Four best friends strive to find their selves again. Three of them use the Breakup Code to forget about their exes, while their Alexia(the single best friend) tries helping them cope with the breakups. This is a really cool book. I enjoyed reading this book with four different perspectives of losing someone you love/like. At first, this book was a bit boring, but later on I started loving every moment of the book and had a hard time putting it down. I recommend this book if you're a person that enjoys reading some romance.

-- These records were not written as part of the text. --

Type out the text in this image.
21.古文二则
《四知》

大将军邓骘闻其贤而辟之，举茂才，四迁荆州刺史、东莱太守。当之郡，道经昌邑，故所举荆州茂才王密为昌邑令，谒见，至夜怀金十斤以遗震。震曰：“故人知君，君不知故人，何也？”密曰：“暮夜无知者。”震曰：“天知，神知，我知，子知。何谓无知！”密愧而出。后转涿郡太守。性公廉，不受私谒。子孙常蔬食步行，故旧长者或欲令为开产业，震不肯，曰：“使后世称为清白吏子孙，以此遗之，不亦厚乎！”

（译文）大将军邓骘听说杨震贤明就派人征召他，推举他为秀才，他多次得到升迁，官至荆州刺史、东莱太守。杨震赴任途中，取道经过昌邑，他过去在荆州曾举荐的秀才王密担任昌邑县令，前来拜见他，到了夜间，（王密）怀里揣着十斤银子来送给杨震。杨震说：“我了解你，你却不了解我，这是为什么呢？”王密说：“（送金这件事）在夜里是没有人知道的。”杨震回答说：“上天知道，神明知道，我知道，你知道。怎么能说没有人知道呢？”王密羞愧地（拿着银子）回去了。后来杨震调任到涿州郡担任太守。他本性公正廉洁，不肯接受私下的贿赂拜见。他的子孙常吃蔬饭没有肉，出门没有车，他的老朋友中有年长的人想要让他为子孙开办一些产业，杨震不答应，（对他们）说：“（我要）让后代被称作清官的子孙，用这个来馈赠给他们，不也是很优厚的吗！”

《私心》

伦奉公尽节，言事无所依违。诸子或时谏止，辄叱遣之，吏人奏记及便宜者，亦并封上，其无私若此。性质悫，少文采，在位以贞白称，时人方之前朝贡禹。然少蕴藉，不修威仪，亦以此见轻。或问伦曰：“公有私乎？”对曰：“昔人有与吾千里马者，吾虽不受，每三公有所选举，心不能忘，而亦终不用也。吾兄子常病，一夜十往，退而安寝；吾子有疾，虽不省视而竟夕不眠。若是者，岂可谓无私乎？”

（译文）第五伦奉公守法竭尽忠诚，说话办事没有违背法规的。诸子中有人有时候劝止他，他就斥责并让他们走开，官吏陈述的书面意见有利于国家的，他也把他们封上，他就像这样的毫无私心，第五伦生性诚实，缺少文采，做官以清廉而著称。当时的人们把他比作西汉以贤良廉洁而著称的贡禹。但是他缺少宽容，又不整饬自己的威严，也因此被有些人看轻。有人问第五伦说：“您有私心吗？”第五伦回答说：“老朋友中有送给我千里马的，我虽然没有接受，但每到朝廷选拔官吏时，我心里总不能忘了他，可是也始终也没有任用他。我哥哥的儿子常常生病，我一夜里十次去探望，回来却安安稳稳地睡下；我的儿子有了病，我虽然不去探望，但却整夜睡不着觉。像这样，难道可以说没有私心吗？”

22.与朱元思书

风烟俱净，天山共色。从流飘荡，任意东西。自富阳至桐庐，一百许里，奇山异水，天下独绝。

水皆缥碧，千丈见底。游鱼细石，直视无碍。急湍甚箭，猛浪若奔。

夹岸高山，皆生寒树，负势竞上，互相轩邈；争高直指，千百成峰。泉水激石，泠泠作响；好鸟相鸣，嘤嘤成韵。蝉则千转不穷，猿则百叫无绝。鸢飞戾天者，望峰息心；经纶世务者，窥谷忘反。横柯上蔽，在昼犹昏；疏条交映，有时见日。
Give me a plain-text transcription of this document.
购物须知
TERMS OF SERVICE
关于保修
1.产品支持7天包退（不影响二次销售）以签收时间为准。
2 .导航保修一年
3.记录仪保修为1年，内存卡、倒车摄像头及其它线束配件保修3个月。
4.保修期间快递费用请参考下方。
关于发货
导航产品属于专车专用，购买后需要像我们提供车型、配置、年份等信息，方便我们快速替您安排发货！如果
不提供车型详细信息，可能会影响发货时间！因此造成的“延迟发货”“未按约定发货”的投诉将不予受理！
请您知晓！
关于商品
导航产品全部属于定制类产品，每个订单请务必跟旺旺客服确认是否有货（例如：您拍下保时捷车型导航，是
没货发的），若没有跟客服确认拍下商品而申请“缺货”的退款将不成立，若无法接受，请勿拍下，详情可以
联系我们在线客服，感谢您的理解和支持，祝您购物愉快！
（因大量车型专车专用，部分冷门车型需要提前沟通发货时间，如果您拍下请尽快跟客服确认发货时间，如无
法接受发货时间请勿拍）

This is actually a pretty good book.I didn't here about it from anyone,I just decided to get it one day. I liked it a lot.It is a love book with 4 high school girls named Sydney,Raven,Kelly and Alexia.At the beginning Sydney,Raven and Kelly all get dumped by their boyfriends.And Alexia had never had a boyfriend.S Alexia makes rules for the girls to try to get over their X boyfriends.Some rules are broken and some are followed.And Alexia falls in love to!
This book was touching at first and it still is, but I can not wait till I get the second book!!!! This book I will recommed for sure becuase I love this book and it related to me in many ways!! So I know if it related to me it will to you!!!!! My review of this book is it was a very interesting book, I have read. I am so glad that I finally got a chance to read it and enjoy!!!! Hope you take my advice and read it for yourself because you do not know what you are missing!!!!
In this book there are 4 friends, 3 breakups, and 29 rules for their breakups. When Alexia found out that all her friends got dumped she decided to make up 29 rules on how to get over the boys. Can all the girls follow the rules or will they cheat?
This book is really good. It can connect to us girls as teenagers now a days. The girls have problems with their boyfriends but then they soemtimes end up being together.
While reading this book I related to the theme of friendship. In this book, four best friends all push each other through their traumatizing breakups. They help each other get the through the vulnerable moments after getting dumped or rejected. They make rules in order to move on and meet new people. Throughout the book, they learn that together they are capable of accomplishing anything they set their minds to.
I thought this was the coolest book when I read it like, freshman year of high school. I'm in college now, so I may as well give it the honest review it would have when I first read it, because looking back over it, it's not the greatest but it gives me a lot of memories about how I used to rave about this book (and thinking about how my high school years would unfold). I thought it would prep me for real life and all the high school struggles, ha.